By 2 a.m. still no baby, and no progress. I was still only dilated to 1. The contractions had been 2 to 4 minutes all along with very bad back pain. The only thing I could do was to lean over Douglas when a contraction hit. By the time my midwife arrived at 7 a.m., I was dead on my feet, in a lot of pain, contractions still 2 to 4 minutes apart and only dilated to 2. Not looking real good. We wanted to have an unmedicated birth but now we were just shooting for a vaginal birth.
By 7:30 I was given pitocin to help dilation. YIKES! Now the contractions were one on top of the other. It went like this until I couldn't take it any more.
At 3 p.m. I was given an epidural. By 3:30 I could rest. I even took a little nap. By 6:30 p.m. it was time to get the show in the road. The pain was back. I was dilated and the baby was on her way. After almost two hours of squat pushing she arrived, all eight and a half pounds of her. If you were keeping track of time, that would be from 5:00 pm to 8:08 pm the next day in labor.
The labor had been very long and I was very tired but the first thing I wanted to do was to hold my little girl next to me, close to my heart and breastfeed. My midwife had warned me that she might not breastfeed right away due to the fact that I had a long medicated labor. I did not get my hopes too high. Cecilia surprised even a veteran midwife and went straight to breast and had a little nursing. This was the start of our nursing relationship. After a short but, oh so sweet nursing, she was off with her daddy to get a bath and to get the once over by the doctor. Her daddy brought her back to me about two hours later. It had been a long day so we had another little nursing and off to bed. My Husband, myself and Cecilia did get to room together the first night, but in the morning she was sent to NICU. It broke my heart!
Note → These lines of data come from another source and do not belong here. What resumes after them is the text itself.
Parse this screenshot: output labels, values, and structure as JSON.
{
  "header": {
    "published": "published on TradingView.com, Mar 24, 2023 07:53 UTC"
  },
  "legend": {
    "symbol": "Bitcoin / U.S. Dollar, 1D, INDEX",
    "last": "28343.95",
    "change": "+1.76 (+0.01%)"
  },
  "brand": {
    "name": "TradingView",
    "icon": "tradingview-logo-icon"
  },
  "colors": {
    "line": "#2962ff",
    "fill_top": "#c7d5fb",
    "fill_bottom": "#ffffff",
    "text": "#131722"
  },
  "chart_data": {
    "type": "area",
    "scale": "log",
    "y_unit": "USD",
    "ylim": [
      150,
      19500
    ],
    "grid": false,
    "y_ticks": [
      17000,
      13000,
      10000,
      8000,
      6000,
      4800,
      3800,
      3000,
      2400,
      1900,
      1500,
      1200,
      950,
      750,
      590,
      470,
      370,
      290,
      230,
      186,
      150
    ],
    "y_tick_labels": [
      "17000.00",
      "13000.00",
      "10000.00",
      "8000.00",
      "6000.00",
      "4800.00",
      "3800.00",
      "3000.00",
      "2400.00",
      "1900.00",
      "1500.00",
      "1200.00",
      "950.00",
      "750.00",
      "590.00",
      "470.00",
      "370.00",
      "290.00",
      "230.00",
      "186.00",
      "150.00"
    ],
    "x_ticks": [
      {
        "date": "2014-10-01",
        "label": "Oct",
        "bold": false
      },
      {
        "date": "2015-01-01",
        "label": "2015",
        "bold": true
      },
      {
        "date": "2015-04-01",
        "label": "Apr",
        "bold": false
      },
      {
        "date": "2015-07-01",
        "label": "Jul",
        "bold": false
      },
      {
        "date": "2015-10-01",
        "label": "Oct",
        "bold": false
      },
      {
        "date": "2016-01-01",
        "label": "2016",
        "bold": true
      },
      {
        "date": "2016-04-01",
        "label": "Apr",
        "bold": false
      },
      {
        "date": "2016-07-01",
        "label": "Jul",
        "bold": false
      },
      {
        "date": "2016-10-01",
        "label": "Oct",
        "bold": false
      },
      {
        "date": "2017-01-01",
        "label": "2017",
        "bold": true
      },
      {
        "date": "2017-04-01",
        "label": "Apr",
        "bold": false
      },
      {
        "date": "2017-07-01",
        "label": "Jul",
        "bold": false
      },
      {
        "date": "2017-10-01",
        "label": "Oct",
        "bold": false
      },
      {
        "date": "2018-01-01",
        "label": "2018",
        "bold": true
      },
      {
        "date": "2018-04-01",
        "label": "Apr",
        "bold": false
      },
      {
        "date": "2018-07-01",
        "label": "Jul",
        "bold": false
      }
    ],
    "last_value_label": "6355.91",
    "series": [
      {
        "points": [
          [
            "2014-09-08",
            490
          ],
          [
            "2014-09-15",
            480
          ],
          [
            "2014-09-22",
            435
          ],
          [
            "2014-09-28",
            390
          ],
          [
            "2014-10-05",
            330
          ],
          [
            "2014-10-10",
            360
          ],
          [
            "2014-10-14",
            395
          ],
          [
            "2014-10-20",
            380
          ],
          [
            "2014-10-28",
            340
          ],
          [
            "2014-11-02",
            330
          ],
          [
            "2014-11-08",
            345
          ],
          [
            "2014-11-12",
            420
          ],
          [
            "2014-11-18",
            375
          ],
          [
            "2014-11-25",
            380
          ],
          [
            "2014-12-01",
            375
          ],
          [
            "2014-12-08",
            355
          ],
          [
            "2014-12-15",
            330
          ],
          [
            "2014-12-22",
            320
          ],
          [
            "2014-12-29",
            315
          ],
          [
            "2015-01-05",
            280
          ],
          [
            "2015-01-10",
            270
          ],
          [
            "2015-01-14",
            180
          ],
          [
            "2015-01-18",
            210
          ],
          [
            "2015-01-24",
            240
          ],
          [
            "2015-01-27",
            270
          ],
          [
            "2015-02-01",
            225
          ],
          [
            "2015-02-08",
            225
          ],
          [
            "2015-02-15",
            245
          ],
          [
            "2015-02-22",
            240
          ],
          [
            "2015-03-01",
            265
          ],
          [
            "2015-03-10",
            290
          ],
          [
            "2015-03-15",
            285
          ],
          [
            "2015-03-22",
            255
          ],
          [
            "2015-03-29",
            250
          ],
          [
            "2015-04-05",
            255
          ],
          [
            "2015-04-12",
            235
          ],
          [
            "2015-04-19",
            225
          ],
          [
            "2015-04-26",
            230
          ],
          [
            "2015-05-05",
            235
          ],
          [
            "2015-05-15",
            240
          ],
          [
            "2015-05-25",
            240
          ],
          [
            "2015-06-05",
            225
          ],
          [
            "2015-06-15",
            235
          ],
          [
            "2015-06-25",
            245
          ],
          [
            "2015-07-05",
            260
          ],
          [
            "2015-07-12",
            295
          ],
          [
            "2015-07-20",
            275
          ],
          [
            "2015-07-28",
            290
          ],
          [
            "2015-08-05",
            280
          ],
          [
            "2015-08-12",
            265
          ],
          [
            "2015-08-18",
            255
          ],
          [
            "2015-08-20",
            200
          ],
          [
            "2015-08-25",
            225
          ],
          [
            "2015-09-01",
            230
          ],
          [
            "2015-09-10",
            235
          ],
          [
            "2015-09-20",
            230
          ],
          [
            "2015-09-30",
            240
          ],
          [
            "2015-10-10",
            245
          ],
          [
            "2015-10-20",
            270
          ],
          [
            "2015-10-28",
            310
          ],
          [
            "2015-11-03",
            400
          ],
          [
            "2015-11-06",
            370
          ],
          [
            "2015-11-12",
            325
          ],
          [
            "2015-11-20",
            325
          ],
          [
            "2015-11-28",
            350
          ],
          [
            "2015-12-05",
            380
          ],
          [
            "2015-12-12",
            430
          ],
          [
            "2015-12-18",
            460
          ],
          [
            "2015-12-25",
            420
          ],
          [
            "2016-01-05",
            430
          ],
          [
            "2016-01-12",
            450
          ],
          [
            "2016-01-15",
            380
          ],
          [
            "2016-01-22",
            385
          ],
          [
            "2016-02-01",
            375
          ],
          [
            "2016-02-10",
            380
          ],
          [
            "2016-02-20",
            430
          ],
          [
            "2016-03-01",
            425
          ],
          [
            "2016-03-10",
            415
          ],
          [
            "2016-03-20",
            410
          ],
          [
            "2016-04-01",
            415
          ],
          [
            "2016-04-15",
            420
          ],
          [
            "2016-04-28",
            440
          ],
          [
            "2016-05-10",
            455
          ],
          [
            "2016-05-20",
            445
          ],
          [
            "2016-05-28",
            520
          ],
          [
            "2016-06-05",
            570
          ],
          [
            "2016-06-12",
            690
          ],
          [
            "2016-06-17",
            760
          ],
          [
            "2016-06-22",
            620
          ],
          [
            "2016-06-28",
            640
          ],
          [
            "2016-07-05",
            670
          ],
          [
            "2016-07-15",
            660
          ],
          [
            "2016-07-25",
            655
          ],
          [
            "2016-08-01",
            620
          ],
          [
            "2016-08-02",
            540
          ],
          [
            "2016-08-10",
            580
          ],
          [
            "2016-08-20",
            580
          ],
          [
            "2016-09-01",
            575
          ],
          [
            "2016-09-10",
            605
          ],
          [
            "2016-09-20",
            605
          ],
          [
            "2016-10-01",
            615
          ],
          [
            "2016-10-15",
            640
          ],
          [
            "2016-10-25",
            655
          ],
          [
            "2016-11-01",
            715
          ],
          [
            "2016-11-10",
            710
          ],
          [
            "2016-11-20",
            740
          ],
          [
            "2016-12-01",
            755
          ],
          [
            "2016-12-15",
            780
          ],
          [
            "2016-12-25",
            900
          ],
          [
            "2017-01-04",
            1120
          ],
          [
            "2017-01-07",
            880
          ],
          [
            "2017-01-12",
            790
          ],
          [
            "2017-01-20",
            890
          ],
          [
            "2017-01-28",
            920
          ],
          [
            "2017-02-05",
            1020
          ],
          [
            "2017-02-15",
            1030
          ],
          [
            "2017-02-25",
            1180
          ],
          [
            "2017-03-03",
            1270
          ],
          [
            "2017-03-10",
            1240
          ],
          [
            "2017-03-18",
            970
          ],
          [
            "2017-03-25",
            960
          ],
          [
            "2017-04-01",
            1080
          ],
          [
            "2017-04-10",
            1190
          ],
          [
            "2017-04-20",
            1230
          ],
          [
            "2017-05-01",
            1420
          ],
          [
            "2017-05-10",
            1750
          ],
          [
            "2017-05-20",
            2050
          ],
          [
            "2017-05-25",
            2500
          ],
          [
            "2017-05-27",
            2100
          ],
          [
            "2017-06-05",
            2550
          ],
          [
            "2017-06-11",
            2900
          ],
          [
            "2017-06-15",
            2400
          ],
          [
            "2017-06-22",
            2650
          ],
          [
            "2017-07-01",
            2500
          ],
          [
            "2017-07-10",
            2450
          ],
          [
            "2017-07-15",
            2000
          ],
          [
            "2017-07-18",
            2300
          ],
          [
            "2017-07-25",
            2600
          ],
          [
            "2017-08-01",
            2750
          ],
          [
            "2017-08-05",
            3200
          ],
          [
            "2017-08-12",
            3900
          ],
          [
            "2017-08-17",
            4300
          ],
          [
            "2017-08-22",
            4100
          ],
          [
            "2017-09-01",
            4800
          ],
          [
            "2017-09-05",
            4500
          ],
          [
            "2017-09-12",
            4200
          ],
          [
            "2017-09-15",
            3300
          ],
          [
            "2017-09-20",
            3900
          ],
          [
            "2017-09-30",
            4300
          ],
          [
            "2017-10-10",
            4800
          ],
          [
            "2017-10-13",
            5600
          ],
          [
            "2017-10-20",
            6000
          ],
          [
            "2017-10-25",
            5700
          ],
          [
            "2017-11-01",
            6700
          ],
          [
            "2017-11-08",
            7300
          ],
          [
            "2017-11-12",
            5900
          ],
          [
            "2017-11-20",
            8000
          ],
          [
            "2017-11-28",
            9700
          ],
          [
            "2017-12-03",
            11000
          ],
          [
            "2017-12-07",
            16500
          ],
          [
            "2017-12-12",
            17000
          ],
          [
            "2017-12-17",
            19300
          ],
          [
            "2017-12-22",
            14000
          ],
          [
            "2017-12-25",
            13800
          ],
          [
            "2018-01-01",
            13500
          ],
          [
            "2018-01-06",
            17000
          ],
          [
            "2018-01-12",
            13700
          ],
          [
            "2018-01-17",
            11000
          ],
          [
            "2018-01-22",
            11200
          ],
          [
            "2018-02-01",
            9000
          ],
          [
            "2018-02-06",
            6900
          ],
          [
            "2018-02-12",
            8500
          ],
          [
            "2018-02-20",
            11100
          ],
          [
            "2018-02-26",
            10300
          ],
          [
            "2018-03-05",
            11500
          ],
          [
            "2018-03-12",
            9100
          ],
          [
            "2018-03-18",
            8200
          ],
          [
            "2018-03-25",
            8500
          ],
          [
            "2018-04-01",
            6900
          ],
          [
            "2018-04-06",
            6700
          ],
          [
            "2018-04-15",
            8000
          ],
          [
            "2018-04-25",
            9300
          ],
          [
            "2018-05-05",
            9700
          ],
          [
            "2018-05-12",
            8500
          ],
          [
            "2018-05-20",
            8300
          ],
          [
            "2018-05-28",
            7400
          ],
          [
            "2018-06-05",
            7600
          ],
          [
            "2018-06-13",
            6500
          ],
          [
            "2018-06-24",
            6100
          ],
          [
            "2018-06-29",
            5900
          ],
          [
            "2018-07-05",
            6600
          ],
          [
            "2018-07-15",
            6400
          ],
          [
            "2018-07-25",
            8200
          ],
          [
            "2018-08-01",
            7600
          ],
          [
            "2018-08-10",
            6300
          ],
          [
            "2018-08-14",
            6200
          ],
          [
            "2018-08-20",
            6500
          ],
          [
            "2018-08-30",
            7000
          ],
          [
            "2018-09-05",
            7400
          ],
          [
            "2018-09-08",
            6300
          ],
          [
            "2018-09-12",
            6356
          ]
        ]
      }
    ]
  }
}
During labor I had an elevated fever and so did Cecilia. So just to be on the safe side, she was sent to NICU to get a series of antibiotics.
My midwife sent me a pump and told me to start pumping to help bring in my milk. I wanted very much to breastfeed Cecilia while she was in NICU. So we spent the next few days and nights in the NICU unit. Cecilia nursed very successfully ~ so successfully that she would not take a bottle. The NICU nurses would call me in the middle of the night to come and feed her. I was released from the hospital without my little girl. Leaving the hospital and going home without my little one was by far the hardest thing I have ever done. I didn't spend much time at home because I wanted to keep nursing, even after the NICU nurse gave me a lecture about nipple confusion and how it wouldn't happen to us because Cecilia was so young. I wasn't going to take any chances.
On the afternoon of October 31, 1997, we were able to bring our little Cecilia home, but not without some strings attached. She had to keep getting medication twice a day. We had a home health care nurse come into our home to administer it via IV medication. This lasted for only a week.
Today Cecilia is a happy, healthy breastfeeding baby! We thank God everyday for our little girl, she is the light of our lives!